Chaque automne s’amorce un incroyable périple. Le vif vent du nord indique à des dizaines de millions de monarques qu’il est temps de quitter leurs aires d’alimentation du sud de l’Ontario et du Québec et du nord–est des États–Unis. Suivant le soleil, les délicats insectes descendent l’Amérique du Nord. Et ils convergent jusqu’à franchir la Texas Hill Country et la sierra Madre orientale du Mexique pour hiverner dans les luxuriantes forêts d’oyamels de ce pays. Mus par des ailes aux écailles aussi minces que du papier–filtre et plus douces que la soie, ils parcourent près de 5000 km, l’une des plus longues migrations d’insectes qui soit. Avec une carte sensorielle pour seule guide, ils débarquent à un endroit où ils ne sont jamais allés et où ils ne reviendront jamais.
Cet endroit, c’est la réserve de biosphère du papillon monarque, au centre du Mexique, qui fait 563 km² dans les États de Michoacán et de Mexico. Ici, les oyamels créent un microclimat qui protège les monarques (monarcas, en espagnol), la canopée agissant telle une couverture qui empêche les trop importantes fluctuations de température. Une bonne partie de la réserve, aire protégée depuis 1986 et inscrite au patrimoine mondial de l’Unesco en 2008, est fermée au public par souci de conservation. Mais six sanctuaires, trois par État, donnent aux amateurs de monarques une vitrine où admirer ce merveilleux périple.

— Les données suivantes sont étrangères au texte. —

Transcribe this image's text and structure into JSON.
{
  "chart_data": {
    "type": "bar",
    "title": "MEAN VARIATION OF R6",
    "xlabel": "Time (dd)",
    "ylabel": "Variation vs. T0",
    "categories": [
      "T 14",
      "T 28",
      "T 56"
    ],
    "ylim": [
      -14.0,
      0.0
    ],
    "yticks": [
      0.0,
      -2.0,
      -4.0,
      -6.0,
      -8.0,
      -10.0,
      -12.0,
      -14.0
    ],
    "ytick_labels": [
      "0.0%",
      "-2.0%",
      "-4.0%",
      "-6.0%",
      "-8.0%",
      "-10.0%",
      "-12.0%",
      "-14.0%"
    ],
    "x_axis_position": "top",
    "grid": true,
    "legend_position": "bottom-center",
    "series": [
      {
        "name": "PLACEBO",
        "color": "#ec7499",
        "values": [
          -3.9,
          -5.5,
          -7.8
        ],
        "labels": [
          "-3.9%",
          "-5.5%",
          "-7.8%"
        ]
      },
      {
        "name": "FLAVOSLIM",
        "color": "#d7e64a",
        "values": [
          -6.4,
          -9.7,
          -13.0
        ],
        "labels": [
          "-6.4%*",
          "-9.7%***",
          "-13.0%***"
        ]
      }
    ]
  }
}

Le jour est levé depuis une heure et je m’éloigne en camionnette de Valle de Bravo, ville de tourisme sur les rives du lac Avándaro, à deux heures à l’ouest de Mexico. Les touristes, tant du pays que de l’étranger, affluent ici pour le parapente, les randonnées pour voir les chutes, l’architecture coloniale et l’importante partie de la population orientale de monarques nord–américains qui hivernent dans le sanctuaire Piedra Herrada, à 45 minutes à l’est. Nous cheminons dans la verdoyante forêt, au–delà de maisons nichées dans les vertes montagnes qui dominent le lac. Des plantes grimpantes à fleurs mauves et orange tombent en cascade des portails en fer ouvré. Dans la poussière de la route et le soleil matinal, tout semble briller, et les feuilles de certains arbres ont l’air d’ailes de papillon sous le bon éclairage.